Abstract

We sought to develop a new posterior fusion technique composed of bilateral C1 titanium cables and C2 pedicle screw-rods for treatment of atlantoaxial instability not suitable for C1 screw placement. A study was conducted of 18 patients with atlantoaxial instability who had C1 broken screw trajectory or anatomic anomalies. All patients underwent posterior fixation with bilateral C1 titanium cables and C2 pedicle screws. The follow-up period was a minimum 1 year. Clinical outcomes measurements included visual analog scale score for neck pain assessment, the American Spinal Injury Association Impairment Scale and Japanese Orthopaedic Association score for neurologic status and function. According to preoperative computed tomography (CT) reconstruction and CT angiography, the patients selected in this study were not suitable for C1 screw placement. Postoperative plain radiographs and CT reconstruction were performed to evaluate the reduction, bony fusion, and implant position. All outcomes were evaluated at each follow-up.
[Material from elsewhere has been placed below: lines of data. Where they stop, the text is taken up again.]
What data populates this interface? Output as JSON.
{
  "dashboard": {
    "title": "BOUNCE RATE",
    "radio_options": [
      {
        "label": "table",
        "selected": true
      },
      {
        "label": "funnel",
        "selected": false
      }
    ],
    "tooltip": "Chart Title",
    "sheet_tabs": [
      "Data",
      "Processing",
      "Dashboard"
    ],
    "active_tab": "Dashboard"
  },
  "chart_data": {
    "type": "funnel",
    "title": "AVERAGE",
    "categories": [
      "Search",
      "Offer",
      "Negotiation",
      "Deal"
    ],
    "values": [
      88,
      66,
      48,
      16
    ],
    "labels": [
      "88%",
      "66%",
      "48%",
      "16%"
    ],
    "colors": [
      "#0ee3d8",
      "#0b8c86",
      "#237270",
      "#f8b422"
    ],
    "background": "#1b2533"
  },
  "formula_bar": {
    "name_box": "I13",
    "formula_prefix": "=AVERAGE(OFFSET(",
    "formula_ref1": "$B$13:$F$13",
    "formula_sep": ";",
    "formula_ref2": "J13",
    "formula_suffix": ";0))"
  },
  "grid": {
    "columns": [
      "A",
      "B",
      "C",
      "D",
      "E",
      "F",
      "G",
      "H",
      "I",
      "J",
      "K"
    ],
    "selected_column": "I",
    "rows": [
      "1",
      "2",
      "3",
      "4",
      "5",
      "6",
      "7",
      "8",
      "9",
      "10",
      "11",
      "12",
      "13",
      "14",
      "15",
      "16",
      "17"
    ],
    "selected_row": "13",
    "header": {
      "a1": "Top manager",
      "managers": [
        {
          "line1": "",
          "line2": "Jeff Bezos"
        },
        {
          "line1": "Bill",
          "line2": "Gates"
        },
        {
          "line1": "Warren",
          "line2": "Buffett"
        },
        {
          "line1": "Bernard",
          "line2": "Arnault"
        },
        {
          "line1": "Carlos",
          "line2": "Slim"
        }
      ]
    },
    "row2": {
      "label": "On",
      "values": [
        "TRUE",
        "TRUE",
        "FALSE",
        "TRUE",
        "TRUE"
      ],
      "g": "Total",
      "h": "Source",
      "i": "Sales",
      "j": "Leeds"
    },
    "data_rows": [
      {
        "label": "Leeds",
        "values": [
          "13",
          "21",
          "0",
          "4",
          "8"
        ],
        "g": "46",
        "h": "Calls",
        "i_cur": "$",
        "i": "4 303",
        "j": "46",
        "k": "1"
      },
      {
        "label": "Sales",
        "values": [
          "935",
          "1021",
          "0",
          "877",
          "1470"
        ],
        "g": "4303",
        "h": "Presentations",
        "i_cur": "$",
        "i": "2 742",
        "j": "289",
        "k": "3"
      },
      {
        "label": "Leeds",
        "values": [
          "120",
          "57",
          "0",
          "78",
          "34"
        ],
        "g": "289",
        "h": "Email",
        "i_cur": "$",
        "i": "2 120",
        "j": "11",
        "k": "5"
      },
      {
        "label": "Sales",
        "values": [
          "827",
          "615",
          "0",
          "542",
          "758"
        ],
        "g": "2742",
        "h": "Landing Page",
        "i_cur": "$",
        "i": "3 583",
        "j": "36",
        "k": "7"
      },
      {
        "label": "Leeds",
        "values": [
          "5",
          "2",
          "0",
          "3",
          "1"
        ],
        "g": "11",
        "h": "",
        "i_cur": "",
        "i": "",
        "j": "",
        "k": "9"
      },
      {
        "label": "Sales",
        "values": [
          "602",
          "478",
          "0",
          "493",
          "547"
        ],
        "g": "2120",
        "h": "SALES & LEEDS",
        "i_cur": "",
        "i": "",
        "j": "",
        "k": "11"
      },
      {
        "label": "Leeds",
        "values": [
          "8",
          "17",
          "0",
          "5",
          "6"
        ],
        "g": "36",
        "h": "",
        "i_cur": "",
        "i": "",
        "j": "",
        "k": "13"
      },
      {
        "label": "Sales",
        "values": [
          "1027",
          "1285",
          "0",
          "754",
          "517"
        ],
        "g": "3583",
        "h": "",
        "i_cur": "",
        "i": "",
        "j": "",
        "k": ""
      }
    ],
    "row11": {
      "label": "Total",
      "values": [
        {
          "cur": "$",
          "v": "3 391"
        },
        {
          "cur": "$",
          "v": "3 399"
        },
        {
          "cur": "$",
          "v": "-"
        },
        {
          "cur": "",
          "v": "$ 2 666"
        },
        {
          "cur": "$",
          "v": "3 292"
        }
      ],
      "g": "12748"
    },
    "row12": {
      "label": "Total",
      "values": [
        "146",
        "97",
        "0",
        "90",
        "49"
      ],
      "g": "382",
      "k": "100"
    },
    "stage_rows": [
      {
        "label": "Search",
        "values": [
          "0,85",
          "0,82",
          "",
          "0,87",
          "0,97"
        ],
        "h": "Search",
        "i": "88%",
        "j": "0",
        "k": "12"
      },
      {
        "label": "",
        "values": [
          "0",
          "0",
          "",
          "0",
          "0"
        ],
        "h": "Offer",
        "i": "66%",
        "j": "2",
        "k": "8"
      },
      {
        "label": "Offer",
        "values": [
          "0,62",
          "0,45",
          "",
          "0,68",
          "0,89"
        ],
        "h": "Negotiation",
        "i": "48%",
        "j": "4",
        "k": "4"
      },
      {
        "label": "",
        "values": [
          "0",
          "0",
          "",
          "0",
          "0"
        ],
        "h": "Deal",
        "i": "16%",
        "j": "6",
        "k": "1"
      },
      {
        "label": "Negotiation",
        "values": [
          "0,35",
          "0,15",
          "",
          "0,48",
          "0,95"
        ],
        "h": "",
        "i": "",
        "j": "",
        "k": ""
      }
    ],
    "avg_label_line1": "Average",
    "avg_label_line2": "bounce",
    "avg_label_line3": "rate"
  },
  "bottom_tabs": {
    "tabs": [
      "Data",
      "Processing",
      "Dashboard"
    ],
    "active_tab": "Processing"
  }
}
The average clinical follow-up period was 24 months (range 12-36 months). All patients had complete neck pain relief at postoperative 6 months. Their neurologic symptoms had improved significantly at 1-year follow-up. Radiologic outcomes indicated good bony fusion and construction stability in all patients without implant failure at the last follow-up. No neural or vascular complications related to this technique were observed. Posterior atlantoaxial fixation using C1 titanium cables and C2 pedicle screw-rod construct appears to be an effective and safe technique for treatment of atlantoaxial instability, which could be an alternative method for cases unsuitable for C1 screw placement when using C1-C2 screw fixation.